Konsultasi Agama Konsultasi Keluarga
• Hukum Menikahi Wanita/Pria pezina
Yang dimaksud pezina di sini adalah yang memang zina menjadi kebiasaannya (seperti pelacur/germo/laki-laki hidung belang ).
Para ulama membagi hukumnya menjadi dua bagian:
A. Jika yang menikahi adalah orang baik-baik (mukmin, shalih), maka hukumnya haram, kecuali si pezina itu tobat dahulu.
Larangan ini berdasarkan Dalil-Dalil sebagai berikut:
1. Al Quran
Al-Maidah (5) ayat 5:
“Pada masa ini Dihalalkan bagi kamu (memakan makanan) Yang lezat-lezat
serta baik-baik. dan makanan (sembelihan) orang-orang Ahli Kitab itu
adalah halal bagi kamu, dan makanan (sembelihan) kamu adalah halal bagi
mereka (tidak salah kamu memberi makan kepada mereka). dan (dihalalkan
bagi kamu mengawini) dengan perempuan-perempuan yang menjaga
kehormatannya – di antara perempuan-perempuan yang beriman, dan juga
perempuan-perempuan yang menjaga kehormatannya dari kalangan orang-orang
Ahli Kitab dahulu daripada kamu apabila kamu beri mereka maskawinnya,
sedang kamu (dengan cara yang demikian), bernikah bukan berzina, dan
bukan pula kamu mengambil mereka menjadi perempuan-perempuan simpanan.”
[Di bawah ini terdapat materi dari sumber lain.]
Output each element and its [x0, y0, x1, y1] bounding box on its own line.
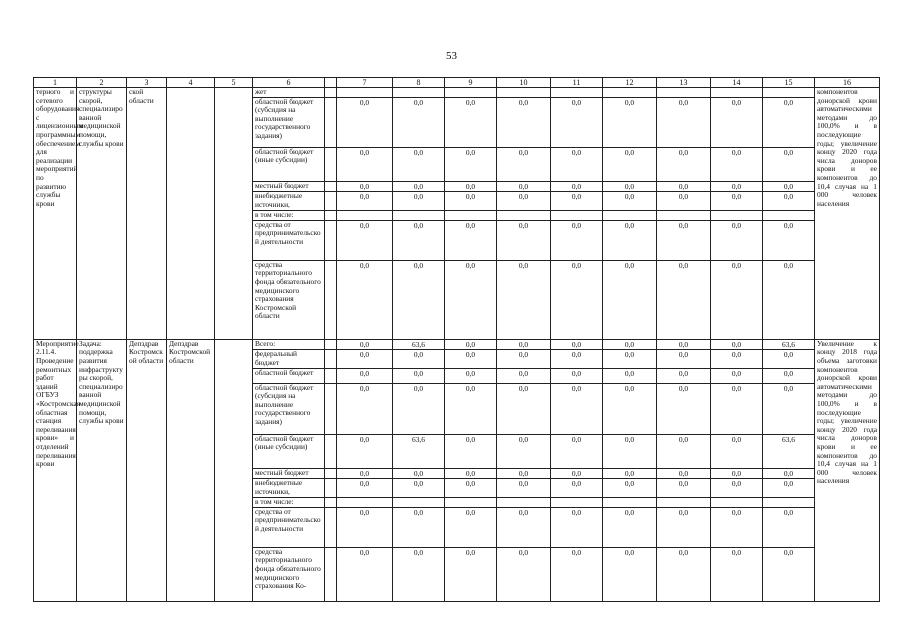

Syaikh Sayyid Sabiq Rahimahullah berkata:
لا يحل للرجل أن يتزوج بزانية، ولا يحل للمرأة أن تتزوج بزان، إلا أن يحدث كل منهما توبة
“Tidak halal bagi seorang pria menikahi wanita pezina, dan tidak halal
seorang wanita menikahi seorang pria pezina, kecuali jika ia bertaubat.”
Setelah itu Syaikh Sayyid Sabiq menjadikan ayat di atas sebagai dalil.
Tentang ayat di atas Syaikh Sayyid Sabiq juga berkata:
أي أن الله
كما أحل الطيبات، وطعام الذين أوتوا الكتاب من اليهود والنصارى، أحل زواج
العفيفات من المؤمنات، والعفيفات من أهل الكتاب، في حال كون الازواج أعفاء
غير مسافحين ولا متخذي أخدان
“Yakni sesungguhnya Allah sebagaimana
Dia menghalalkan yang baik-baik, dan makanan orang-orang yang beri Al
Kitab dari kalangan Yahudi dan Nasrani, (maka) Dia menghalalkan
menikahi wanita yang menjaga kehormatan dari kalangan mu’minat, dan juga
wanita yang menjaga kehormatan dari kalangan Ahli kitab, dengan keadaan
bahwa mereka sebagai suami istri yang sebelumnya sama-sama menjaga
kehormatan, tidak berzina, dan tidak pernah sebagi gundik (simpanan).”
[1]
Imam Ibnu Katsir berkata tentang ayat, “ dan (dihalalkan bagi
kamu mengawini) dengan perempuan-perempuan yang menjaga kehormatannya –
di antara perempuan-perempuan yang beriman,” :
أي: وأحل لكم نكاح الحرائر العفائف من النساء المؤمنات
“Yakni dihalalkan bagi kalian menikahi wanita merdeka yang menjaga kehormatan dari kalangan wanita beriman.” [2]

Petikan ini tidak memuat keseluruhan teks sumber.